Microsoft partners with Pawn Stars for the best Scroogled ad yet
When it comes to TV advertisements, they can usually go two ways -- flashy or informative. For the most part, flash dominates the airwaves. Sometimes I watch an advertisement and have no idea what the product is. Microsoft is no stranger to the flashy commercial. If you recall the original Surface ads, they featured trendy people dancing, with a focus on the sound that the kickstand made. It was an overall dud.
It is hard to fault a company for taking this approach, as informative ads can be considered boring. However, Microsoft may have found the perfect balance in its latest Scroogled ad, which features the stars of hit TV show, "Pawn Stars". It is one of the best advertisements I have seen in recent memory and Microsoft deserves applause.
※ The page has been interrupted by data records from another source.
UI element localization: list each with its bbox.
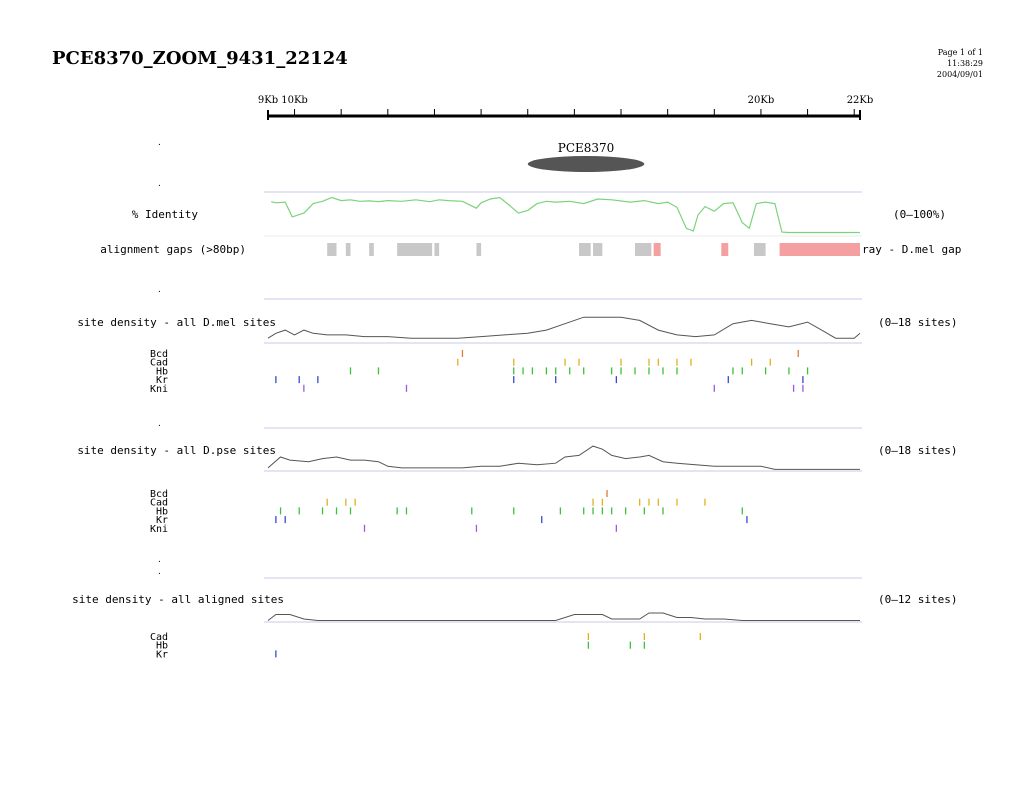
- site-label: Hb: [156, 366, 168, 377]
- gap-segment: [635, 243, 652, 256]
- track-2: . . site density - all aligned sites (0–…: [72, 555, 957, 660]
- site-label: Cad: [150, 498, 168, 509]
- track-dot: .: [158, 179, 161, 189]
- gap-segment: [369, 243, 374, 256]
- gap-segment: [721, 243, 729, 256]
- gap-segments: [327, 243, 860, 256]
- site-label: Cad: [150, 632, 168, 643]
- ruler: 9Kb 10Kb 20Kb 22Kb: [258, 95, 873, 120]
- track-0: . site density - all D.mel sites (0–18 s…: [77, 285, 957, 395]
- site-label: Kni: [150, 524, 168, 535]
- ruler-labels: 9Kb 10Kb 20Kb 22Kb: [258, 95, 873, 106]
- page-title: PCE8370_ZOOM_9431_22124: [52, 48, 348, 69]
- site-density-tracks: . site density - all D.mel sites (0–18 s…: [72, 285, 957, 660]
- ruler-label: 20Kb: [748, 95, 775, 106]
- track-range: (0–12 sites): [878, 593, 957, 606]
- track-dot: .: [158, 419, 161, 429]
- print-time: 11:38:29: [947, 59, 983, 68]
- track-label: site density - all D.mel sites: [77, 316, 276, 329]
- site-label: Kr: [156, 375, 168, 386]
- track-dot: .: [158, 555, 161, 565]
- gap-segment: [779, 243, 860, 256]
- print-date: 2004/09/01: [936, 70, 983, 79]
- track-range: (0–18 sites): [878, 316, 957, 329]
- ruler-ticks: [294, 109, 855, 116]
- site-label: Kr: [156, 515, 168, 526]
- gap-segment: [753, 243, 766, 256]
- print-meta: Page 1 of 1 11:38:29 2004/09/01: [903, 47, 983, 80]
- site-label: Bcd: [150, 349, 168, 360]
- ruler-label: 10Kb: [281, 95, 308, 106]
- gaps-label: alignment gaps (>80bp): [100, 243, 246, 256]
- ruler-label: 22Kb: [847, 95, 874, 106]
- gap-segment: [345, 243, 351, 256]
- track-label: site density - all aligned sites: [72, 593, 284, 606]
- gap-segment: [653, 243, 661, 256]
- track-dot: .: [158, 285, 161, 295]
- feature-ellipse[interactable]: [527, 156, 645, 172]
- density-line: [267, 316, 861, 339]
- gap-segment: [593, 243, 603, 256]
- gaps-track: alignment gaps (>80bp) ray - D.mel gap: [100, 241, 1002, 259]
- density-line: [267, 445, 860, 470]
- identity-track: . % Identity (0–100%): [132, 179, 946, 237]
- site-label: Kr: [156, 649, 168, 660]
- site-label: Hb: [156, 641, 168, 652]
- gap-segment: [327, 243, 337, 256]
- gap-segment: [434, 243, 440, 256]
- gaps-legend-bg: [862, 241, 1002, 259]
- gap-segment: [397, 243, 433, 256]
- page-count: Page 1 of 1: [937, 48, 983, 57]
- gaps-legend: ray - D.mel gap: [862, 243, 961, 256]
- feature-track: . PCE8370: [158, 138, 645, 172]
- gap-segment: [579, 243, 591, 256]
- track-label: site density - all D.pse sites: [77, 444, 276, 457]
- site-label: Bcd: [150, 489, 168, 500]
- track-dot: .: [158, 567, 161, 577]
- track-dot: .: [158, 138, 161, 148]
- gap-segment: [476, 243, 482, 256]
- site-label: Hb: [156, 506, 168, 517]
- identity-label: % Identity: [132, 208, 199, 221]
- site-label: Kni: [150, 384, 168, 395]
- track-1: . site density - all D.pse sites (0–18 s…: [77, 419, 957, 535]
- identity-range: (0–100%): [893, 208, 946, 221]
- ruler-label: 9Kb: [258, 95, 278, 106]
- identity-line: [271, 196, 860, 234]
- density-line: [267, 612, 860, 621]
- site-label: Cad: [150, 358, 168, 369]
- track-range: (0–18 sites): [878, 444, 957, 457]
- feature-label: PCE8370: [558, 141, 615, 155]
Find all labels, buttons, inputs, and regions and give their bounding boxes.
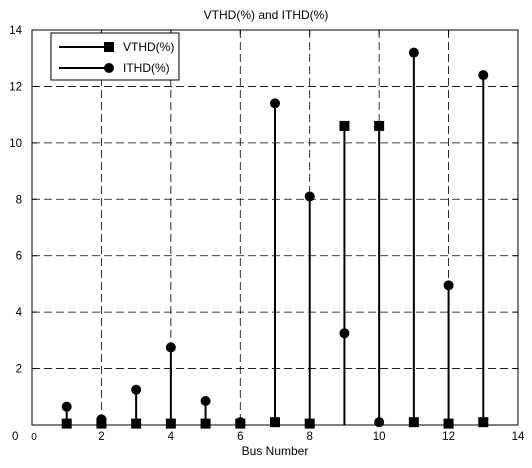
- x-tick-label: 12: [442, 431, 455, 443]
- ithd-marker: [96, 414, 107, 425]
- vthd-marker: [408, 417, 419, 428]
- y-tick-label: 2: [16, 364, 22, 376]
- y-tick-label: 8: [16, 194, 22, 206]
- axis-ticks: [31, 29, 519, 426]
- x-tick-label: 14: [512, 431, 525, 443]
- ithd-marker: [478, 70, 489, 81]
- vthd-marker: [374, 120, 385, 131]
- ithd-marker: [304, 191, 315, 202]
- legend-item: ITHD(%): [59, 61, 170, 75]
- y-tick-label: 4: [16, 307, 23, 319]
- y-tick-label: 6: [16, 251, 22, 263]
- ithd-marker: [165, 342, 176, 353]
- ithd-marker: [200, 396, 211, 407]
- y-tick-label: 14: [9, 25, 22, 37]
- vthd-marker: [61, 418, 72, 429]
- vthd-marker: [200, 418, 211, 429]
- chart-title: VTHD(%) and ITHD(%): [204, 8, 329, 22]
- x-tick-label: 4: [168, 431, 175, 443]
- x-axis-label: Bus Number: [242, 444, 309, 458]
- legend-circle-marker: [104, 63, 114, 73]
- ithd-marker: [339, 328, 350, 339]
- x-tick-label: 2: [98, 431, 104, 443]
- ithd-marker: [408, 47, 419, 58]
- ithd-marker: [61, 401, 72, 412]
- legend-item: VTHD(%): [59, 40, 174, 54]
- legend-box: [50, 32, 180, 81]
- legend-square-marker: [104, 42, 114, 52]
- vthd-marker: [478, 417, 489, 428]
- x-tick-label: 0: [12, 431, 18, 443]
- y-tick-label: 12: [9, 81, 22, 93]
- ithd-marker: [270, 98, 280, 109]
- x-tick-label: 10: [373, 431, 386, 443]
- vthd-marker: [339, 120, 350, 131]
- ithd-marker: [443, 280, 454, 291]
- y-tick-label: 10: [9, 138, 22, 150]
- y-tick-labels: 2 4 6 8 10 12 14: [9, 25, 22, 376]
- legend-label: ITHD(%): [123, 61, 170, 75]
- legend-label: VTHD(%): [123, 40, 174, 54]
- x-tick-labels: 0 2 4 6 8 10 12 14: [12, 431, 525, 443]
- x-origin-extra-label: 0: [31, 432, 37, 443]
- ithd-marker: [131, 384, 142, 395]
- x-tick-label: 6: [237, 431, 243, 443]
- legend: VTHD(%) ITHD(%): [50, 32, 180, 81]
- vthd-marker: [270, 417, 280, 428]
- vthd-marker: [131, 418, 142, 429]
- plot-frame: [31, 29, 519, 426]
- x-tick-label: 8: [307, 431, 313, 443]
If you aren't familiar with Pawn Stars, it is a loosely-scripted reality show, featuring the activity at a Las Vegas pawn shop. It is wildly popular despite the fact it is shown on the History channel. It is so popular in fact, that it is frequently rerun in mini-marathon viewings.
The video features the pawn shop owner Rick, his father, and an attractive female customer. Sadly, Chumlee is nowhere to be found. The lady is looking to sell her Chromebook in exchange for a bus ticket to Hollywood. Rick laughs at this notion, and explains that he cannot buy it, since it is not what it appears to be. He explains that the Chrome logo indicates it is not a real laptop, as it does not work offline and is missing Office. He goes so far as to call it a "brick" when it does not have an internet connection.
Besides the digs at ChromeOS, the actors also speak on the major focus of the Scroogled campaign -- harvesting and using user data for profit. Rick tells the customer that Google will track her activity so it can sell advertisements.
To Chromebook fans, all of this is sacrilege. But you know what? It's kind of true. While Chromebooks are inexpensive, the resale value is almost non-existent. I should know, I put my Samsung ARM Chromebook on Craigslist a few weeks ago and nobody wants it. After all, a new Chromebook is only $199. And, it is worthless without an internet connection. Calling it a brick is an exaggeration, but it is not off-base.
The ad is a huge home-run because it is honest, informative and slow-paced so the viewer can take it all in. Say what you will about the Scroogled campaign; just don't call it dishonest. Kudos, Microsoft. Kudos.